Amino acid alignment of bacterial and archaeal α-crystallins. Human αA- and αB-crystallins were added for comparison at the bottom. Abbreviations: Mjannas, M. jannaschii; Eco, E. coli; Vcholer, V. cholera; Ccr, C. crescentus; Mlo, M. loti; Bja, B. japonicum; Paerugi, P. aeruginosa; Avinela, A. vinelandii; Lpneumo, L. pneumoniae; Buchner, Buchnera sp. strain APS; Caceto, C. acetobutylicum; Ooeni, O. oeni; Mtu, M. tuberculosis; Xfastid, X. fastidiosa; Sth, S. thermophilus; Phoriko, P. horikoshii; Pabysii, P. abysii; Mleprae, M. leprae; Mintr; M. intracellulare; Maviu, M. avium; Salbus, S. albus; Synecho, Synechocystis sp. strain PCC 6803; Svulcan, S. vulcanus; Aaeolic, A. aeolicus; Tmarit, T. maritima; Afulg, A. fulgidus; Saurant, S. aurantiaca; Bha, B. halodurans; Dra, D. radiodurans; Mthermo, M. thermoautotrophicum; Ape, A. pernix; Tac, T. acidophilum; Hal, Halobacterium sp. NRC-1; Rprowaz, R. prowazekii; Bsu, B. subtilis; Homo-aA, Homo sapiens αA-crystallin; Homo-aB, Homo sapiens αB-crystallin. The initial alignment was constructed with CLUSTAL W (322) and then imported into the multiple sequence alignment editor and shading utility GeneDoc (www.psc.edu/biomed/genedoc) and further refined manually. White letters shaded in black or gray indicate amino acids that are identical in at least 80 or 60% of all proteins, respectively. The consensus sequence below the alignment lists these residues in capital and lowercase letters, respectively. Shaded residues printed in black are identical in at least 40% of all sequences. Structural features of M. jannaschii Hsp16.5 are depicted on top of the alignment according to crystal structure data (155). For comparison, see Fig. 5B. At the bottom, the secondary-structure assignment of human αA-crystallin is provided (162). α-Crystallin regions that were labeled by bis-ANS or related fluorescent probes are indicated in yellow (280). The highlighted M. jannaschii region is equivalent to the labeled peptide of pea Hsp18.1 (175). Segments that cross-linked to target proteins are shaded in blue (278, 281). Peptides identified in the labeling and cross-linking technique are represented in green.

FIG. 3.

Regulation of bacterial α-Hsp genes.
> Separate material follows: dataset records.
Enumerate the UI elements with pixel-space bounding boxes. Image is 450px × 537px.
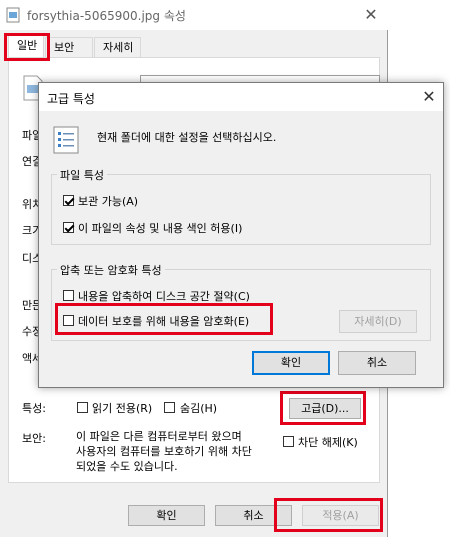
file-attributes-group-title: 파일 특성	[57, 167, 107, 183]
close-icon[interactable]: ✕	[360, 5, 382, 25]
archive-label: 보관 가능(A)	[78, 195, 139, 208]
tab-security[interactable]: 보안	[45, 37, 93, 57]
security-text-line-3: 되었을 수도 있습니다.	[76, 460, 178, 473]
readonly-label: 읽기 전용(R)	[92, 402, 153, 415]
dialog-title: 고급 특성	[47, 92, 95, 106]
hidden-label: 숨김(H)	[180, 402, 218, 415]
cancel-button[interactable]: 취소	[215, 505, 292, 526]
dialog-cancel-button[interactable]: 취소	[338, 351, 416, 375]
encrypt-label: 데이터 보호를 위해 내용을 암호화(E)	[78, 315, 250, 328]
security-text-line-1: 이 파일은 다른 컴퓨터로부터 왔으며	[76, 430, 242, 443]
index-label: 이 파일의 속성 및 내용 색인 허용(I)	[78, 222, 243, 235]
dialog-ok-button[interactable]: 확인	[252, 351, 330, 375]
image-file-icon	[6, 7, 20, 23]
dialog-title-bar	[39, 83, 443, 111]
details-button[interactable]: 자세히(D)	[339, 310, 417, 333]
advanced-attributes-dialog: 고급 특성 ✕ 현재 폴더에 대한 설정을 선택하십시오. 파일 특성 보관 가…	[38, 82, 444, 388]
archive-checkbox[interactable]	[63, 195, 74, 206]
tab-details[interactable]: 자세히	[94, 37, 141, 57]
readonly-checkbox[interactable]	[77, 402, 88, 413]
security-label: 보안:	[22, 432, 46, 445]
hidden-checkbox[interactable]	[164, 402, 175, 413]
unblock-checkbox[interactable]	[283, 436, 294, 447]
security-text-line-2: 사용자의 컴퓨터를 보호하기 위해 차단	[76, 445, 252, 458]
window-title: forsythia-5065900.jpg 속성	[27, 9, 186, 23]
tab-general[interactable]: 일반	[8, 35, 44, 58]
dialog-description: 현재 폴더에 대한 설정을 선택하십시오.	[97, 131, 277, 144]
encrypt-checkbox[interactable]	[63, 315, 74, 326]
attributes-label: 특성:	[22, 402, 46, 415]
unblock-label: 차단 해제(K)	[298, 436, 358, 449]
apply-button[interactable]: 적용(A)	[302, 505, 379, 526]
compress-encrypt-group-title: 압축 또는 암호화 특성	[57, 262, 165, 278]
settings-list-icon	[53, 126, 79, 154]
index-checkbox[interactable]	[63, 222, 74, 233]
ok-button[interactable]: 확인	[128, 505, 205, 526]
compress-label: 내용을 압축하여 디스크 공간 절약(C)	[78, 290, 250, 303]
close-icon[interactable]: ✕	[419, 87, 439, 107]
advanced-button[interactable]: 고급(D)...	[289, 398, 361, 419]
compress-checkbox[interactable]	[63, 290, 74, 301]
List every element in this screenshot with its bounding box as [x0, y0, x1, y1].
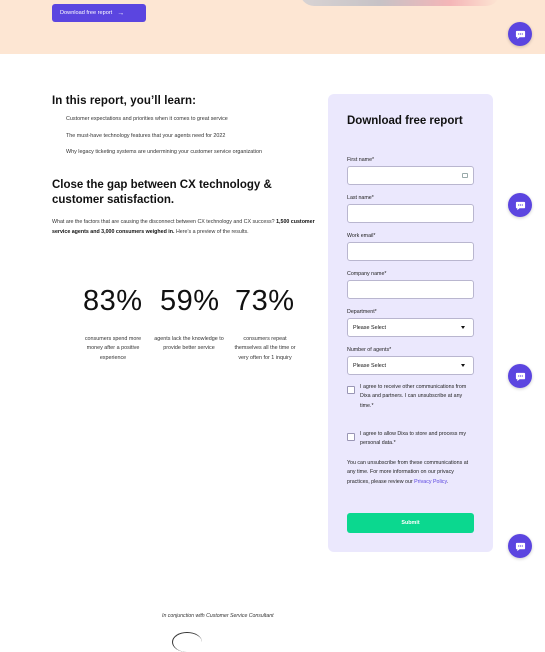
- arrow-right-icon: →: [117, 9, 125, 17]
- stat-value: 73%: [235, 285, 295, 317]
- learn-list: Customer expectations and priorities whe…: [66, 116, 262, 166]
- caret-down-icon: [461, 326, 465, 329]
- caret-down-icon: [461, 364, 465, 367]
- form-title: Download free report: [347, 115, 463, 127]
- last-name-field[interactable]: [347, 204, 474, 223]
- consent-comms-checkbox[interactable]: [347, 386, 355, 394]
- stat-label: consumers spend more money after a posit…: [84, 336, 142, 361]
- work-email-field[interactable]: [347, 242, 474, 261]
- gap-text-start: What are the factors that are causing th…: [52, 219, 277, 225]
- agents-select[interactable]: Please Select: [347, 356, 474, 375]
- hero-illustration: [300, 0, 500, 6]
- submit-button[interactable]: Submit: [347, 513, 474, 533]
- consent-store-checkbox[interactable]: [347, 433, 355, 441]
- stat-label: agents lack the knowledge to provide bet…: [154, 336, 224, 352]
- company-name-field[interactable]: [347, 280, 474, 299]
- first-name-label: First name*: [347, 157, 375, 163]
- gap-paragraph: What are the factors that are causing th…: [52, 218, 322, 237]
- privacy-note-end: .: [446, 478, 449, 485]
- department-value: Please Select: [353, 324, 386, 331]
- stat-value: 83%: [83, 285, 143, 317]
- gap-text-end: Here’s a preview of the results.: [174, 228, 249, 235]
- list-item: Why legacy ticketing systems are undermi…: [66, 149, 262, 155]
- chat-bubble-icon[interactable]: [508, 193, 532, 217]
- first-name-field[interactable]: [347, 166, 474, 185]
- hero-download-label: Download free report: [60, 10, 113, 16]
- chat-bubble-icon[interactable]: [508, 22, 532, 46]
- conjunction-note: In conjunction with Customer Service Con…: [162, 613, 274, 619]
- chat-bubble-icon[interactable]: [508, 364, 532, 388]
- department-label: Department*: [347, 309, 377, 315]
- privacy-note-text: You can unsubscribe from these communica…: [347, 460, 469, 485]
- list-item: The must-have technology features that y…: [66, 132, 226, 139]
- agents-value: Please Select: [353, 362, 386, 369]
- work-email-label: Work email*: [347, 233, 376, 239]
- department-select[interactable]: Please Select: [347, 318, 474, 337]
- privacy-note: You can unsubscribe from these communica…: [347, 459, 477, 487]
- learn-heading: In this report, you’ll learn:: [52, 95, 197, 107]
- contact-card-icon: [462, 173, 468, 178]
- consultant-logo: [172, 632, 202, 652]
- stat-value: 59%: [160, 285, 220, 317]
- stat-label: consumers repeat themselves all the time…: [234, 336, 296, 361]
- chat-bubble-icon[interactable]: [508, 534, 532, 558]
- consent-comms-label: I agree to receive other communications …: [360, 384, 467, 409]
- hero-download-button[interactable]: Download free report →: [52, 4, 146, 22]
- privacy-policy-link[interactable]: Privacy Policy: [414, 479, 447, 485]
- last-name-label: Last name*: [347, 195, 374, 201]
- list-item: Customer expectations and priorities whe…: [66, 116, 228, 122]
- gap-heading: Close the gap between CX technology & cu…: [52, 179, 272, 206]
- company-name-label: Company name*: [347, 271, 387, 277]
- consent-store-label: I agree to allow Dixa to store and proce…: [360, 431, 466, 447]
- agents-label: Number of agents*: [347, 347, 392, 353]
- hero-banner: Download free report →: [0, 0, 545, 54]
A representative organisms for each regulatory strategy is listed. The regulated genes and corresponding regulators are indicated. Promoters are presented as −10 and −35 regions. Known repressor-binding sites occur as inverted repeats (IR) or directed repeats (DR). Details are presented in the text.

FIG. 4.

Postulated assembly pathways of α-Hsp complexes. Particles competent for binding unfolded proteins are shaded in gray. ΔT indicates a temperature upshift. For further details, see the text.

FIG. 5.

Overall structure and subunit interactions of Methanococcus jannaschii Hsp16.5. (A) In the space-filling model of the hollow sphere, each tetramer is represented in one color with different shadings. At the bottom, the interior of the sphere is viewed along the threefold axis (left) and the fourfold axis (right). The front one-third of each sphere is cut off. (B) Topology of the secondary structure of a Hsp16.5 dimer. The first and last residue numbers for each secondary-structure element are indicated in the left monomer, which is indicated by a dotted frame. The structural elements are labeled in the right monomer. (Reprinted from reference 155 with permission of the publisher.)

FIG. 6.

Function of α-Hsps in a multichaperone network. (A) Sequential transfer of α-Hsp-bound substrates for further processing. (B) Schematic representation of the cellular multichaperone network. For details, see the text.